Enterprise software is frequently forced upon knowledge workers. That’s why consultants tend to spend so much time talking about “adoption” and “change management” and training plans. That’s why phrases like “project champion” and “senior-level sponsor” get thrown around during the implementation phase. Corporateware is designed to be force-fed to employees by some “thou shalt” memo handed down by the boss and implemented in the back office by the IT team.

Instead, we need to build software that can grow organically within an organization, one user at a time. That means it needs to deliver benefits to individuals and small teams at the outset, and not just the organization as a whole once the solution is fully deployed. People should want to use their enterprise software.

4. Adaptability

To paraphrase Tim O’Reilly, Web 2.0 in three words goes something like this: “Users Add Value”.
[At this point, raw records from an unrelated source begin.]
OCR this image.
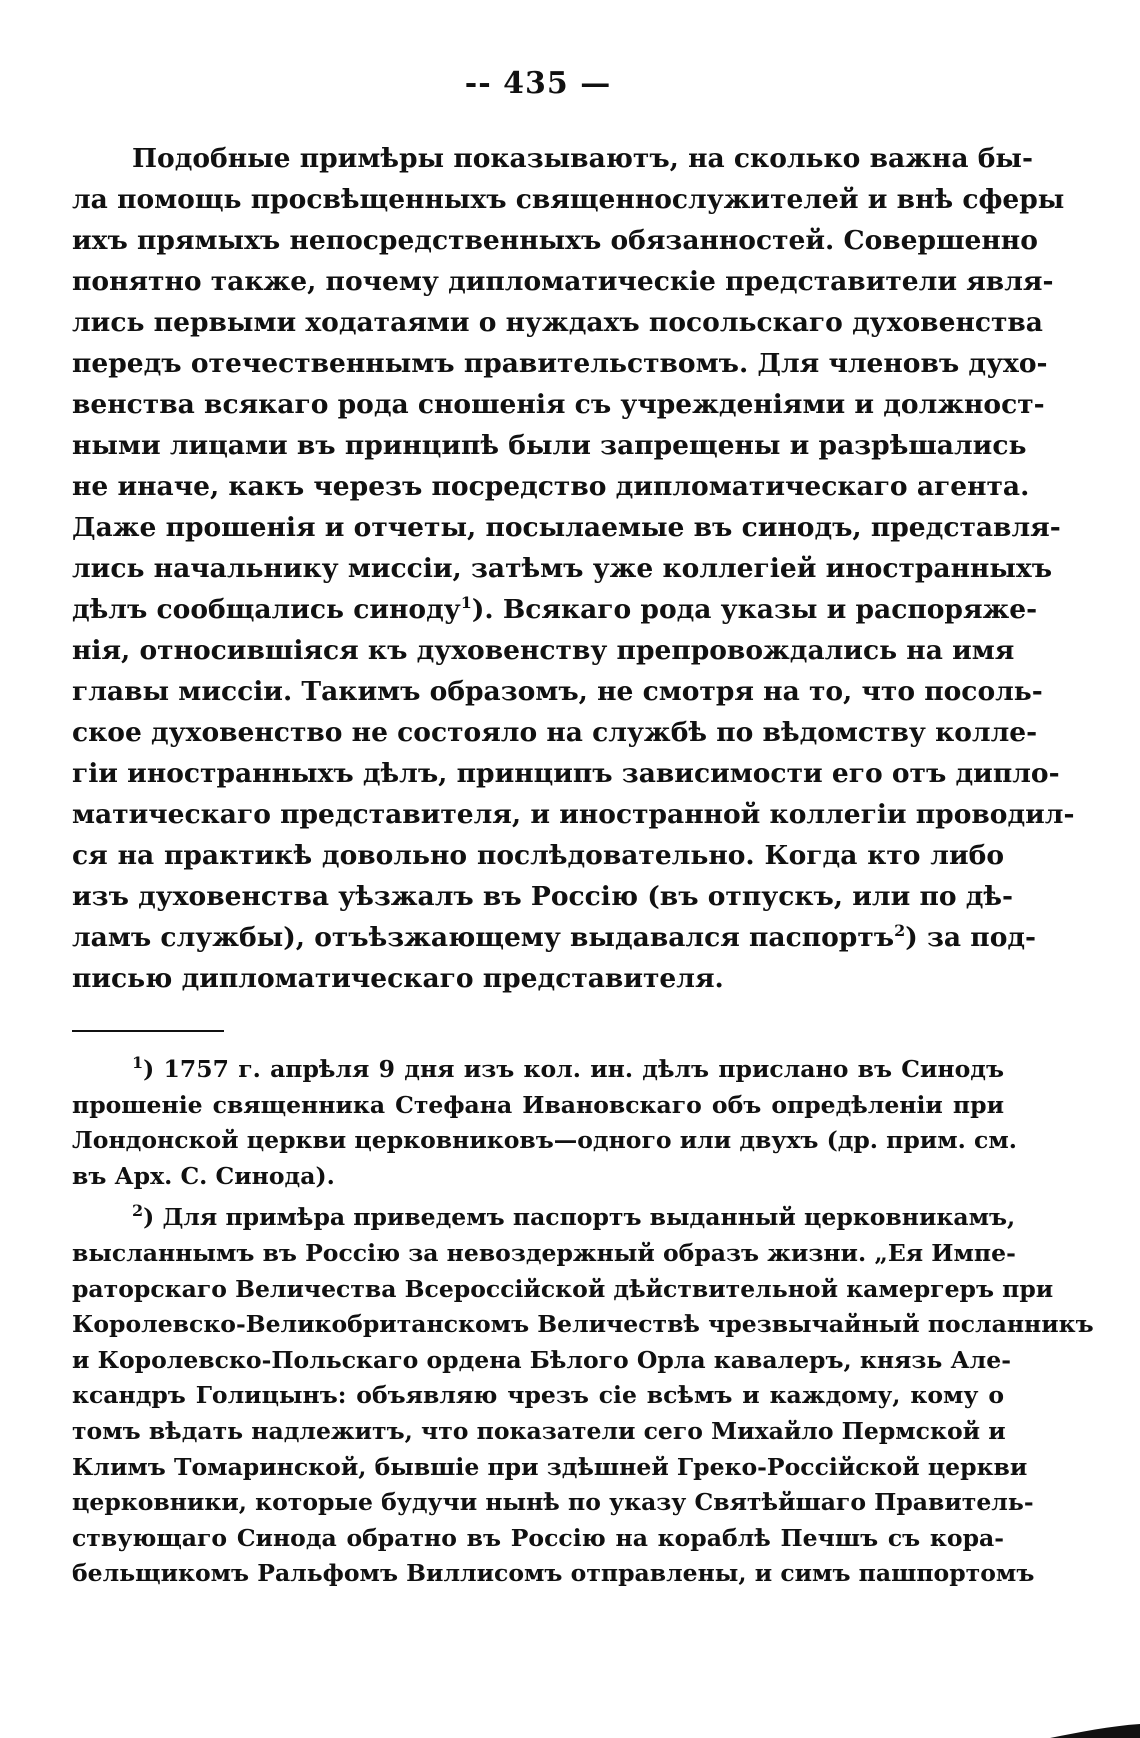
-- 435 —
Подобные примѣры показываютъ, на сколько важна бы-
ла помощь просвѣщенныхъ священнослужителей и внѣ сферы
ихъ прямыхъ непосредственныхъ обязанностей. Совершенно
понятно также, почему дипломатическіе представители явля-
лись первыми ходатаями о нуждахъ посольскаго духовенства
передъ отечественнымъ правительствомъ. Для членовъ духо-
венства всякаго рода сношенія съ учрежденіями и должност-
ными лицами въ принципѣ были запрещены и разрѣшались
не иначе, какъ черезъ посредство дипломатическаго агента.
Даже прошенія и отчеты, посылаемые въ синодъ, представля-
лись начальнику миссіи, затѣмъ уже коллегіей иностранныхъ
дѣлъ сообщались синоду$^1$). Всякаго рода указы и распоряже-
нія, относившіяся къ духовенству препровождались на имя
главы миссіи. Такимъ образомъ, не смотря на то, что посоль-
ское духовенство не состояло на службѣ по вѣдомству колле-
гіи иностранныхъ дѣлъ, принципъ зависимости его отъ дипло-
матическаго представителя, и иностранной коллегіи проводил-
ся на практикѣ довольно послѣдовательно. Когда кто либо
изъ духовенства уѣзжалъ въ Россію (въ отпускъ, или по дѣ-
ламъ службы), отъѣзжающему выдавался паспортъ$^2$) за под-
писью дипломатическаго представителя.
$^1$) 1757 г. апрѣля 9 дня изъ кол. ин. дѣлъ прислано въ Синодъ
прошеніе священника Стефана Ивановскаго объ опредѣленіи при
Лондонской церкви церковниковъ—одного или двухъ (др. прим. см.
въ Арх. С. Синода).
$^2$) Для примѣра приведемъ паспортъ выданный церковникамъ,
высланнымъ въ Россію за невоздержный образъ жизни. „Ея Импе-
раторскаго Величества Всероссійской дѣйствительной камергеръ при
Королевско-Великобританскомъ Величествѣ чрезвычайный посланникъ
и Королевско-Польскаго ордена Бѣлого Орла кавалеръ, князь Але-
ксандръ Голицынъ: объявляю чрезъ сіе всѣмъ и каждому, кому о
томъ вѣдать надлежитъ, что показатели сего Михайло Пермской и
Климъ Томаринской, бывшіе при здѣшней Греко-Россійской церкви
церковники, которые будучи нынѣ по указу Святѣйшаго Правитель-
ствующаго Синода обратно въ Россію на кораблѣ Печшъ съ кора-
бельщикомъ Ральфомъ Виллисомъ отправлены, и симъ пашпортомъ
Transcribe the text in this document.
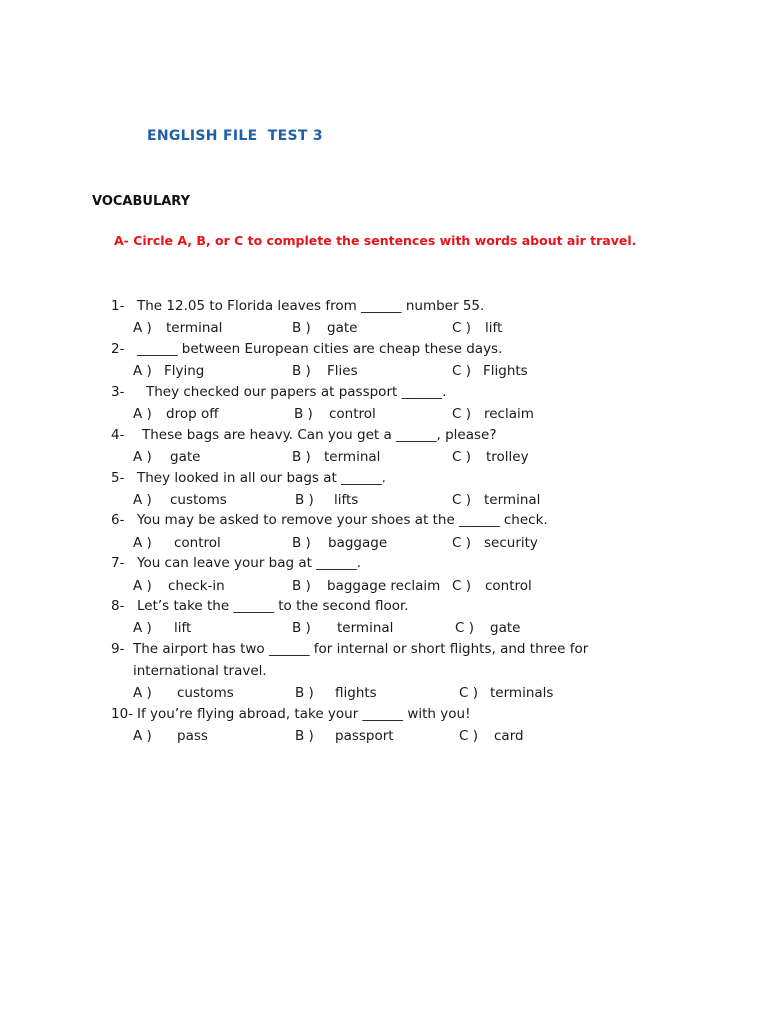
ENGLISH FILE  TEST 3
VOCABULARY
A- Circle A, B, or C to complete the sentences with words about air travel.
1- The 12.05 to Florida leaves from ______ number 55.
A ) terminal	B ) gate	C ) lift
2- ______ between European cities are cheap these days.
A ) Flying	B ) Flies	C ) Flights
3- They checked our papers at passport ______.
A ) drop off	B ) control	C ) reclaim
4- These bags are heavy. Can you get a ______, please?
A ) gate	B ) terminal	C ) trolley
5- They looked in all our bags at ______.
A ) customs	B ) lifts	C ) terminal
6- You may be asked to remove your shoes at the ______ check.
A ) control	B ) baggage	C ) security
7- You can leave your bag at ______.
A ) check-in	B ) baggage reclaim C ) control
8- Let’s take the ______ to the second floor.
A ) lift	B ) terminal	C ) gate
9- The airport has two ______ for internal or short flights, and three for
international travel.
A ) customs	B ) flights	C ) terminals
10- If you’re flying abroad, take your ______ with you!
A ) pass	B ) passport	C ) card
This is true for any computer application, enterprise software included. It would be nice if our systems reflected that fact. The data in them needs to be able to be reused — and not by some SOA process architect, but by the end users themselves. Content should be able to be easily re-purposed, re-evaluated and shared.

5. Personalization

Traditional enterprise solutions haven’t been about the individual — they’ve been about the role that the individual was performing. People are different; they have feelings. It would be nice if Enterprise Software could allow their users’ personal preferences to be reflected, and broadcast to their peers — promoting better engagement, and community.

6. Community

Treating a user as a mere box in an org chart forgoes the notion that work is fundamentally a social activity. Improving relations between people is a key aspect of ensuring a smooth-running enterprise. This social-ness is at the core of what we do. We aren’t fleshy work-robots. How come our enterprise software seems to treat us like we are?

7. Reckless Capture

Previously, entering information into a computer was a formal activity. It was parsed, validated, organized and systematized. But Enterprise 2.0 solutions deemphasize structured data entry in favor of capturing loose collections of stuff on the off-chance that it will be useful. As storage becomes cheaper and more readily available, and as search techniques improve, the idea that humans need to scrub and condense data until it’s fit for machine consumption will go out of fashion. The Google index is filled with pages that no data technician ever entered and no analyst has ever seen.

Sometimes a golden needle hides in the haystack of unfiltered, unvetted information. Each enterprise should be comfortable with its own long tail.